为了在马拉维扩大抗逆转录病毒疗法(ART)的规模,已开发出创新且务实的模式以优化艾滋病毒服务提供的效率。特别是,针对病情稳定的患者出现了三种差异化护理模式:通过多月处方(MMS)调整预约间隔;交替就诊时快速补充药物(FTR);以及社区抗逆转录病毒治疗小组(CAG),小组成员轮流在医疗机构为所有成员领取药物。本研究旨在评估马拉维接受抗逆转录病毒治疗的患者根据临床稳定性进行差异化护理的程度,并描述所提供的差异化护理模式的特征和成本。
从30个经过有目的选择的抗逆转录病毒治疗机构进行了一项混合方法过程评估。该评估的横断面数据于2016年2月至5月收集。此处报告了以下数据收集形式:对136名医护人员进行的结构化调查;对75364份患者临床记录的审查;对714次就诊时间和流程的观察;以及30份关于机构特征的问卷。
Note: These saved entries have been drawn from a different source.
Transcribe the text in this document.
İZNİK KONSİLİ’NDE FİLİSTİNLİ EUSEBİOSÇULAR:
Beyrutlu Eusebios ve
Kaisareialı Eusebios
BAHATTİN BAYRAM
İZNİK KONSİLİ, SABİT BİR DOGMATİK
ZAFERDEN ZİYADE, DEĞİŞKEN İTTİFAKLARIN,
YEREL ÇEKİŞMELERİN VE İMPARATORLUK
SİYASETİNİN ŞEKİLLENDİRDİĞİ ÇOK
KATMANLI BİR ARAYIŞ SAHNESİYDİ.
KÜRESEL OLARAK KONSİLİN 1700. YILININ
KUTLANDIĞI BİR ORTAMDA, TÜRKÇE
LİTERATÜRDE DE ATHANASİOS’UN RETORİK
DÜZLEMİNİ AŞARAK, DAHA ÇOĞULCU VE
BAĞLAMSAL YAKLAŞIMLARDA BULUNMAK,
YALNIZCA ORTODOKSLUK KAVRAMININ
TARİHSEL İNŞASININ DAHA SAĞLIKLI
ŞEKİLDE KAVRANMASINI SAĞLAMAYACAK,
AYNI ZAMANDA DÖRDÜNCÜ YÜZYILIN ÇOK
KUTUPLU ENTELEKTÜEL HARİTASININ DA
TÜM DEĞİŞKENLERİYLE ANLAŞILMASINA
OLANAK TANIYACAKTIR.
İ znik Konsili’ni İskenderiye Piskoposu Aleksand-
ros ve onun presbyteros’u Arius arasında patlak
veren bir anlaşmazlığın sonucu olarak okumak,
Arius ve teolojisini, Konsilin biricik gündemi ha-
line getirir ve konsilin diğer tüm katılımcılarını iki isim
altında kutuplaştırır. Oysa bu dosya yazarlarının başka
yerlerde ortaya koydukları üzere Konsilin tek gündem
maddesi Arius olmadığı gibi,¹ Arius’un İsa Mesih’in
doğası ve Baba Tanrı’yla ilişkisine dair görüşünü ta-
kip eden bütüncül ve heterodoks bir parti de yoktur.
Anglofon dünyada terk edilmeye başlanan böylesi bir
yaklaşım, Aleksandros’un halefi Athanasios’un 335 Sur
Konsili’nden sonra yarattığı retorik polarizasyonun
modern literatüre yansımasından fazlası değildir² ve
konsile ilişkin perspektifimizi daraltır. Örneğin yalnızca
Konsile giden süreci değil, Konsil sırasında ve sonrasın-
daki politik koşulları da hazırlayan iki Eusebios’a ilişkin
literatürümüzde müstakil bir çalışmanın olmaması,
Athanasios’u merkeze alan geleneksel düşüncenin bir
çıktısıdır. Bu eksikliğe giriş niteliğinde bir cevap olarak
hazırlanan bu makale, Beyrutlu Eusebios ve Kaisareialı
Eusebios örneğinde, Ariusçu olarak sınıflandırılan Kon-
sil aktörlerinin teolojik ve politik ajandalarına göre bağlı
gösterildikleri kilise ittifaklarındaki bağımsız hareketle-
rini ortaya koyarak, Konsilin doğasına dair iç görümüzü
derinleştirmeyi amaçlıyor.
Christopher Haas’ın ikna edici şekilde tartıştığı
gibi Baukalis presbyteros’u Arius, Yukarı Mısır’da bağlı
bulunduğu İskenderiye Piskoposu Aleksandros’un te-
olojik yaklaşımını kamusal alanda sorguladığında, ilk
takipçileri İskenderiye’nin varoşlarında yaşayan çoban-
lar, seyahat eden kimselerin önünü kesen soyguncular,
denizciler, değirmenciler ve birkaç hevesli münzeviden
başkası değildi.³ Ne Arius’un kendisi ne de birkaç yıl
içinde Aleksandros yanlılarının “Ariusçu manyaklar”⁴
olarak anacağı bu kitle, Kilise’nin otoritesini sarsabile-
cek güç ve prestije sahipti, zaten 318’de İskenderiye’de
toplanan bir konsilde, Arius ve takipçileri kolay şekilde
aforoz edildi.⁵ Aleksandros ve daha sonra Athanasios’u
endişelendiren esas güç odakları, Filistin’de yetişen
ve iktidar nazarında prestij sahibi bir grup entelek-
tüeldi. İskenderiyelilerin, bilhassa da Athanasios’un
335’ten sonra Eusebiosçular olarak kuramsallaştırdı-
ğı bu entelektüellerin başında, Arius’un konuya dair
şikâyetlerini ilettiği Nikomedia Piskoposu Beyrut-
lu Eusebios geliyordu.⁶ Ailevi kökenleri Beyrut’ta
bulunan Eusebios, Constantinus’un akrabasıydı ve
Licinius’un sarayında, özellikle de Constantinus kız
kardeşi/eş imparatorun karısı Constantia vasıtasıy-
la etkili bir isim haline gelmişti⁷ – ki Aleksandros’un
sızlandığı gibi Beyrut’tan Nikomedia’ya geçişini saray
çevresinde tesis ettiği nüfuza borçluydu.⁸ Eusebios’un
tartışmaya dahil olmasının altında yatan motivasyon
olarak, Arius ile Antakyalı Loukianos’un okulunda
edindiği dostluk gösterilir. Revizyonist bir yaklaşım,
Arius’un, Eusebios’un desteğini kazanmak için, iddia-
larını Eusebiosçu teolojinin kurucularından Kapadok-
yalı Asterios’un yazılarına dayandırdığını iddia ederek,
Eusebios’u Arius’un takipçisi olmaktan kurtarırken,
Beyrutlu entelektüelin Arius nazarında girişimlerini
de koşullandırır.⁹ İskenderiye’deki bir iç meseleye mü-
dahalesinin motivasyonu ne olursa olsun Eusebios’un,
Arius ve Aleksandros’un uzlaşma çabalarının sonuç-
在接受抗逆转录病毒治疗的患者中,根据国家指南的临床稳定性标准,77.5%(95%置信区间[CI]74.1 - 80.6)的患者符合差异化护理模式的条件。在所有机构中,69%的患者正在接受多月处方。在提供快速补充药物和社区抗逆转录病毒治疗小组的机构中,分别有67%和6%的患者加入了这些模式。然而,资格标准的使用并不一致:72.9%(95%CI 66.3 - 78.6)符合条件的患者和42.3%(95%CI 33.1 - 52.0)不符合条件的患者接受了多月处方。结果表明,患者的出行和时间成本降低了67%,通过多月处方、快速补充药物和社区抗逆转录病毒治疗小组模式提供抗逆转录病毒治疗服务的单位成本相似,这意味着为未采用任何模式的病情稳定患者提供护理的年度单位成本降低了约10%。
多月处方正在全国范围内实施,并且已经为马拉维的患者和卫生系统节省了成本并提高了效率,但可以通过更准确地对患者进行差异化来加以改进。虽然在马拉维扩大快速补充药物和社区抗逆转录病毒治疗小组模式可能不会带来显著的进一步成本节省,但未来的研究应调查这些替代模式是否能提高患者满意度或临床结果,从而证明其实施的合理性。